Tetrachloroethylene

Administrative data

Key value for chemical safety assessment

Additional information

The genotoxicity of tetrachloroethylene has been extensively investigated in experimental in vitro and in vivo test systems.

 

Convincing negative results have been obtained in an extensive series of bacterial tests (Bartsch et al, 1979; Kringstad et al, 1981; Haworth et al, 1983; Connor et al, 1985; Milman et al, 1988; Warner et al, 1988; Vamvakas et al, 1989) and in a mouse lymphoma gene mutation assay (National Toxicology Programme, 1986). However, metabolites of tetrachloroethylene associated to both the cytochrom P450 oxidation pathway (tetrachloroethylene oxide) as well as to the gluthathion-S-transferase conjugation pathway (S-1,2,2-trichlorovinylglutathione, S-1,2,2-trichlorovinylcystein and N-acetyl-S-1,2,2-trichlorovinylcysteine) have been identified as genotoxic in bacterial test systems. A positive result for clastogenicity and aneugenicity was obtained in a novel in vitro micronuleus test (Doherty et al, 1996), but this is considered to be unreliable as the test method and the cell system employed appear to be oversensitive and unspecific. Other in vitro have also produced negative findings, but deficiencies in the conduct and/or reporting of these studies prevent conclusions being drawn with full confidence.

 

Generally, the pattern of the in vivo results is negative. Tetrachloroethylene of high purity gave a negative response in two bone marrow cytogenetics studies (Cerna and Kypenova, 1977; Beliles et al, 1980; Rampy et al, 1978), in an i.p. erythrocyte micronucleus assay (Murakami and Horikawa, 1995), and in a gavage kidney SSB study (Potter, 1996). In the majority of these studies, exposure was up to doses causing systemic toxicity or presumed to cause systemic toxicity. A positive result was observed in an i.p. liver micronucleus test (Murakami and Horikawa, 1995); however, this was likely to be an unspecific effect (due to cytotoxicity) from direct exposure to tetrachloroethylene under unphysiological conditions (hepatectomy) or related to the mode-of-action of tetrachloroethylene for liver tumour induction in mice, which is peroxisome proliferation (not considered relevant for humans). A positive result (only at 1 hour but not at 23 hours after dosing) was also seen in an i.p. liver and kidney SSB study (Walles, 1986); however, again, this was likely to be the consequence of direct exposure to tetrachloroethylene in the i.p. cavity.

 

In humans, three studies have looked for evidence of genotoxicity in relation to occupational exposure to tetrachloroethylene (Ikeda et al, 1980; Toraason et al., 2003; Seiji K, 1990). These studies proved negative, but limitations in the design of two of them (the older ones) mean that no firm conclusions can be drawn.

 

Overall, although positive results were obtained in vitro with metabolites of tetrachloroethylene associated to both the cytochrome P450 oxidation pathway as well as to the gluthathione-S-transferase conjugation pathway, these were not expressed in vivo by relevant routes of exposure.
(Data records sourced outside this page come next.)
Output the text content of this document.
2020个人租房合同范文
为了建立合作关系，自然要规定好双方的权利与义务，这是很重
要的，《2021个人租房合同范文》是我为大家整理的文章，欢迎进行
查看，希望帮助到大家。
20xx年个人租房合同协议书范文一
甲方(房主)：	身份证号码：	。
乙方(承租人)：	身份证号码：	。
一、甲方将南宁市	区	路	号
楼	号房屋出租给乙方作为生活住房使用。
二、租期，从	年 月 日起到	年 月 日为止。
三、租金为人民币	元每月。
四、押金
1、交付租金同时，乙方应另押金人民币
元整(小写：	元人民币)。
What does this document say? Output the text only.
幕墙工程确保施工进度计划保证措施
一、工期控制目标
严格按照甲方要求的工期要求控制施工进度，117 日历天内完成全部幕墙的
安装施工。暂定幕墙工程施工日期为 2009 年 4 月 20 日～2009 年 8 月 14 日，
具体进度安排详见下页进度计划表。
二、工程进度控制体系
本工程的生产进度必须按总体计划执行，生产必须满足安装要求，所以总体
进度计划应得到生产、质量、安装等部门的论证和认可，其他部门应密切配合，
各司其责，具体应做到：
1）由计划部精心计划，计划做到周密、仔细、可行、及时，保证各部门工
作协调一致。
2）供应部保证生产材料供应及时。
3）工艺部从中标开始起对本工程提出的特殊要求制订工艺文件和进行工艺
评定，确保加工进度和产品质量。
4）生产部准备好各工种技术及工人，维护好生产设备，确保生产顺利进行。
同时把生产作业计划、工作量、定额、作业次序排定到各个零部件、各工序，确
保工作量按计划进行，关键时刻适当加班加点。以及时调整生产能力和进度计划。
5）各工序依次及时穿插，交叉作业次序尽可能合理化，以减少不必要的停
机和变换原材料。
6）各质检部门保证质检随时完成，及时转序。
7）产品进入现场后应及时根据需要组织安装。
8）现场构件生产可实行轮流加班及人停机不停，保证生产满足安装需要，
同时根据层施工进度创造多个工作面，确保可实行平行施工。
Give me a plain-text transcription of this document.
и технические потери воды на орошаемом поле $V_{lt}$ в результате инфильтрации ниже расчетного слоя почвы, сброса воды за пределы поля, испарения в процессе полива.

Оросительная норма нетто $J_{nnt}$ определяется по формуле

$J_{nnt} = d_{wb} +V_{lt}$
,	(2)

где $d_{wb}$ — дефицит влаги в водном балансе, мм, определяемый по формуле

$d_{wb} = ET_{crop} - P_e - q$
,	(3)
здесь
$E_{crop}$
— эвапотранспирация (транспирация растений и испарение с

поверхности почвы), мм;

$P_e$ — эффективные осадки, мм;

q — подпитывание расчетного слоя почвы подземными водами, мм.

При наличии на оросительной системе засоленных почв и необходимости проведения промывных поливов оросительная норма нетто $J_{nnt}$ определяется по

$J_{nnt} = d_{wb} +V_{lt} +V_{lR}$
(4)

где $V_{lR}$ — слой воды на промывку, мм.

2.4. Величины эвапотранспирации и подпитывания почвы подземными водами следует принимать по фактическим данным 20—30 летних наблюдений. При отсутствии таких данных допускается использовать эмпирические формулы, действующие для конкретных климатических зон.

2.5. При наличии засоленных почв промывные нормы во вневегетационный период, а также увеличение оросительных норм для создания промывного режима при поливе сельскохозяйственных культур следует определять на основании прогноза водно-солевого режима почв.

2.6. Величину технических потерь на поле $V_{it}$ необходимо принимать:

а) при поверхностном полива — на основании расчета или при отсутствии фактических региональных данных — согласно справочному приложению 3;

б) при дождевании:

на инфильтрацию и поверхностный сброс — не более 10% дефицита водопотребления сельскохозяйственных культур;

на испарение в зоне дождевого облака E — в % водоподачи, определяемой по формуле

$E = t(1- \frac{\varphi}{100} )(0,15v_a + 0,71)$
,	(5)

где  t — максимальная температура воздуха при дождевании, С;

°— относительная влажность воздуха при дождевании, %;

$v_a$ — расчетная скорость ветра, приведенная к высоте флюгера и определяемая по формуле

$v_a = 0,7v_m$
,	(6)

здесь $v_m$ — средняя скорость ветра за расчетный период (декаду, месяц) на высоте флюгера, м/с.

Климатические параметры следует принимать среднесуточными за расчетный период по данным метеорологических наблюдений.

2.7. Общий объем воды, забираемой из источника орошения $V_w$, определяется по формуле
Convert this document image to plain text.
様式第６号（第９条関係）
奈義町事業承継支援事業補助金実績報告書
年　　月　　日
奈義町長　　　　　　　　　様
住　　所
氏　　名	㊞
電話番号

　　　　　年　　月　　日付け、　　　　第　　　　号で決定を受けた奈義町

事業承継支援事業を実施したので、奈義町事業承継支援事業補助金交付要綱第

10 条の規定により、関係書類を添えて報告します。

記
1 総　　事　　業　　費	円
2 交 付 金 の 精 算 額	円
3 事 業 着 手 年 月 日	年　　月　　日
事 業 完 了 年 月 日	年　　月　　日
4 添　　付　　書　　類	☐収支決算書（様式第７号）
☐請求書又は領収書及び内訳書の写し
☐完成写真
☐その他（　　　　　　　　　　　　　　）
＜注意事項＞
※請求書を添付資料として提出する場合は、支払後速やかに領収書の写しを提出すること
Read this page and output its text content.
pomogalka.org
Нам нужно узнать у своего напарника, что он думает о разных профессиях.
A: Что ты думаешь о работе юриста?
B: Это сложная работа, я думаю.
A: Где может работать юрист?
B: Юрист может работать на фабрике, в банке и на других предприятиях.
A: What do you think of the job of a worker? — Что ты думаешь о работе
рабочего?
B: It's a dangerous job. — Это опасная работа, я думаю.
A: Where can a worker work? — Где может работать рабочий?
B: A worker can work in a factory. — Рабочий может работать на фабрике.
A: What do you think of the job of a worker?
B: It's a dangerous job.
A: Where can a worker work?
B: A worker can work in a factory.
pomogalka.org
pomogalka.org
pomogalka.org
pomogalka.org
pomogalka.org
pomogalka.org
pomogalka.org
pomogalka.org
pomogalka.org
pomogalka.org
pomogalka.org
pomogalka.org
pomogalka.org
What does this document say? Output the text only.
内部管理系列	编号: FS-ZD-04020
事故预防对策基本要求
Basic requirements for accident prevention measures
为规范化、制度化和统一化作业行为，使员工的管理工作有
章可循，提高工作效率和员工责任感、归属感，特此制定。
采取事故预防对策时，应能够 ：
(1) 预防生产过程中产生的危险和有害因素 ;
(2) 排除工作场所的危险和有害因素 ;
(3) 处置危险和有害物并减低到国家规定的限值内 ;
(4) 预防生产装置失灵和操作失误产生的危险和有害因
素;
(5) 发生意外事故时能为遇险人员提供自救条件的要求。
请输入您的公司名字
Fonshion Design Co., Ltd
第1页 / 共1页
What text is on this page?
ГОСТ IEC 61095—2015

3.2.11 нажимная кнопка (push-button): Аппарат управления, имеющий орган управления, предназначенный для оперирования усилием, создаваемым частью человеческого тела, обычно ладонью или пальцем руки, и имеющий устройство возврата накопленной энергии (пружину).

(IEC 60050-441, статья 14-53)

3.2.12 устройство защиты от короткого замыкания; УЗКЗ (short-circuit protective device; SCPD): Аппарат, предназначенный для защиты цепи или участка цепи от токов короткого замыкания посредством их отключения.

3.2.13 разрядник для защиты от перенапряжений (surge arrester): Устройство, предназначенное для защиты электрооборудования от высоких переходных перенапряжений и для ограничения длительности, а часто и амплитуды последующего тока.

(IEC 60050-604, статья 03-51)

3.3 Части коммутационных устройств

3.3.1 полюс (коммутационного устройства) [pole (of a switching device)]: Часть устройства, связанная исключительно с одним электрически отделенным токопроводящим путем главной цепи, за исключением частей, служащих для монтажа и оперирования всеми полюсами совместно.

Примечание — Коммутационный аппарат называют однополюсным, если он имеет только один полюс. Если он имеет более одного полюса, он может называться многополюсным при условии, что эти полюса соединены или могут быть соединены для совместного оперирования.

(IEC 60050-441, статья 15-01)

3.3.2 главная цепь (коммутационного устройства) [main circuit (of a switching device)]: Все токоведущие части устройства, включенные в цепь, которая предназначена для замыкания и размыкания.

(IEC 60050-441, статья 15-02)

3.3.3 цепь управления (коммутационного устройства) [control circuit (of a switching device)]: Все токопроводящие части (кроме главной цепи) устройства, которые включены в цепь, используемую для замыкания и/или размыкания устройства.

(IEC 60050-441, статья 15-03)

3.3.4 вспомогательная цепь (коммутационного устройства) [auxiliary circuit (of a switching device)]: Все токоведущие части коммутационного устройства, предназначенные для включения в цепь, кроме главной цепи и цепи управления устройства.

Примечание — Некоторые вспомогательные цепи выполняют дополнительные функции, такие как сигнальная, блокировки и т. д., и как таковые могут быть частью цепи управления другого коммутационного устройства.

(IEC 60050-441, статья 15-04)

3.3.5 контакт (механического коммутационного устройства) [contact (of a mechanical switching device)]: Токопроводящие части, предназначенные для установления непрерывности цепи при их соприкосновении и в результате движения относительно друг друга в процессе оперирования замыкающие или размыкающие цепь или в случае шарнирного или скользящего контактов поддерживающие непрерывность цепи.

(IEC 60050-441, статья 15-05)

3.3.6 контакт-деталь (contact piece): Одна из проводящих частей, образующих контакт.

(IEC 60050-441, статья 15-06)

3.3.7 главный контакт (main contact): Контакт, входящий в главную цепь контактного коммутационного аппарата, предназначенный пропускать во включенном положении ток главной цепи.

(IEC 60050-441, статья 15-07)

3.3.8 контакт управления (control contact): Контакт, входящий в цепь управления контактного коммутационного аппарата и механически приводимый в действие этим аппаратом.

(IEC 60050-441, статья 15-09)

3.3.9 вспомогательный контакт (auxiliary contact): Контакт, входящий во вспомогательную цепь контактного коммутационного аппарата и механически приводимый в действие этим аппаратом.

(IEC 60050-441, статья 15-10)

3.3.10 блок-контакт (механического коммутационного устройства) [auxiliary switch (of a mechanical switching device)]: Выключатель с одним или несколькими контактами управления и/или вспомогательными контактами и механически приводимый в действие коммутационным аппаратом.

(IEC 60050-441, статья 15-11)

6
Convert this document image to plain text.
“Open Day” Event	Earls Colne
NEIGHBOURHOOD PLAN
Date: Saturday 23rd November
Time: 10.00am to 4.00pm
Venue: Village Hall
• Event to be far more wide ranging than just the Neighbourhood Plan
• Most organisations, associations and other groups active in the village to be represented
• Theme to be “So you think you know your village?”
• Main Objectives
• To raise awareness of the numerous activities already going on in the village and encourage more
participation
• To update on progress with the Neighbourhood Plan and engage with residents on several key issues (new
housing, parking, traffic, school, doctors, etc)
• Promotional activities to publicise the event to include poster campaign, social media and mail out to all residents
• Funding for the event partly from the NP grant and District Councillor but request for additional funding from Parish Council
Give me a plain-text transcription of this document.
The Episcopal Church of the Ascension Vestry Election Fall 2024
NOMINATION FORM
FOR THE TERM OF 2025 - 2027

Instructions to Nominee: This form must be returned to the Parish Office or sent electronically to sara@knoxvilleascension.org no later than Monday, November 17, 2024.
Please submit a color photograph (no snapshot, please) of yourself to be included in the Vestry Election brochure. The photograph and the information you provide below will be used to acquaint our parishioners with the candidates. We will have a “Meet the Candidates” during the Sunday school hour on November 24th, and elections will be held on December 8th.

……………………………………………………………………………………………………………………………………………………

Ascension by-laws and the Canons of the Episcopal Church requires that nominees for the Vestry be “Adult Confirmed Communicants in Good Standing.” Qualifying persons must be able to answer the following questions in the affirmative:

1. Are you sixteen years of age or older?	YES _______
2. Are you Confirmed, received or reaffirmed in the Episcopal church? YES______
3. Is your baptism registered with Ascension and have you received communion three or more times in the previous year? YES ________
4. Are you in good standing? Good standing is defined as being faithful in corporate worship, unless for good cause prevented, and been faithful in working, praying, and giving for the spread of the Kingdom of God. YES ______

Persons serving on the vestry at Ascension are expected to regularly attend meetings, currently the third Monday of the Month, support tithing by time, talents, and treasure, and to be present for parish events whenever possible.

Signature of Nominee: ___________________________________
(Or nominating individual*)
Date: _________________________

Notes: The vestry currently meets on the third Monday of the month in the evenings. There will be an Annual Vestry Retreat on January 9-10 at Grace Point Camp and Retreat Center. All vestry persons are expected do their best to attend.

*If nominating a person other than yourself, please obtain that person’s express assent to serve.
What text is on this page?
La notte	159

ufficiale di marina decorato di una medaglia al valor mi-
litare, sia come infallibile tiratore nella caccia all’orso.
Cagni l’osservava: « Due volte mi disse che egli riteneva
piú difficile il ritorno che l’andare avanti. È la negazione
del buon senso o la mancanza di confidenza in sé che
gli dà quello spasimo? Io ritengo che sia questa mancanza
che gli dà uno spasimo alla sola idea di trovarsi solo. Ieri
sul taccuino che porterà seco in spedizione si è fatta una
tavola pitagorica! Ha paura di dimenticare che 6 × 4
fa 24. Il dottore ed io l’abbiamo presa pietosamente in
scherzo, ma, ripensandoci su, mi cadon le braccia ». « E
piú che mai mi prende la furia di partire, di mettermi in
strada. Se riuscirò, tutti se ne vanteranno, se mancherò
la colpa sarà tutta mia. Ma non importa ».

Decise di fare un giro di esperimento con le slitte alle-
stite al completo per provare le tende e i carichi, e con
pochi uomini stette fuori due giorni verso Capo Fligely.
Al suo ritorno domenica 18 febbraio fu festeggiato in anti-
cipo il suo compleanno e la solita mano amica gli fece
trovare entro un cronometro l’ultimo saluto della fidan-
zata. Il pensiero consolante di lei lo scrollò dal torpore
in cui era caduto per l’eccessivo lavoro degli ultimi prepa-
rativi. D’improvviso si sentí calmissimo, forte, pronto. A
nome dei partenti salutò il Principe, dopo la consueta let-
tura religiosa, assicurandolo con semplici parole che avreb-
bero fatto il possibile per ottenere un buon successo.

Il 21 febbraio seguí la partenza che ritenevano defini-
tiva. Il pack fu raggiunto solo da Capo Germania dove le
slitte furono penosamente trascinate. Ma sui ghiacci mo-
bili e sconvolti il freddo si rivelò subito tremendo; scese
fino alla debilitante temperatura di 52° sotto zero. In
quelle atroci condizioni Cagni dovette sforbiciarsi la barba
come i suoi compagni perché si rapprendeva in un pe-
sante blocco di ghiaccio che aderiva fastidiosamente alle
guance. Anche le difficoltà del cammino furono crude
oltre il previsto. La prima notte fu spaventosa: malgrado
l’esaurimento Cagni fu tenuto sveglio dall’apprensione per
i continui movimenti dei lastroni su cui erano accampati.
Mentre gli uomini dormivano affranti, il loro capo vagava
Justification for selection of genetic toxicity endpoint
No studies selected as overall evidence from available in vitro and in vivo studies indicate that tetrachloroethylene is not mutagenic.

Short description of key information:
Overall evidence from available in vitro and in vivo studies suggests that tetrachloroethylene is not mutagenic.

Endpoint Conclusion: No adverse effect observed (negative)

Justification for classification or non-classification

Considering the negative pattern of results obtained in the available studies, it can be concluded that tetrachloroethylene does not possess mutagenic activity in vivo. Based on these results, tetrachloroethylene does not need to be classified as mutagenic according to EU Directive 67/548/EEC and EU Classification, Labelling and Packaging of Substances and Mixtures (CLP) Regulation (EC) No. 1272/2008.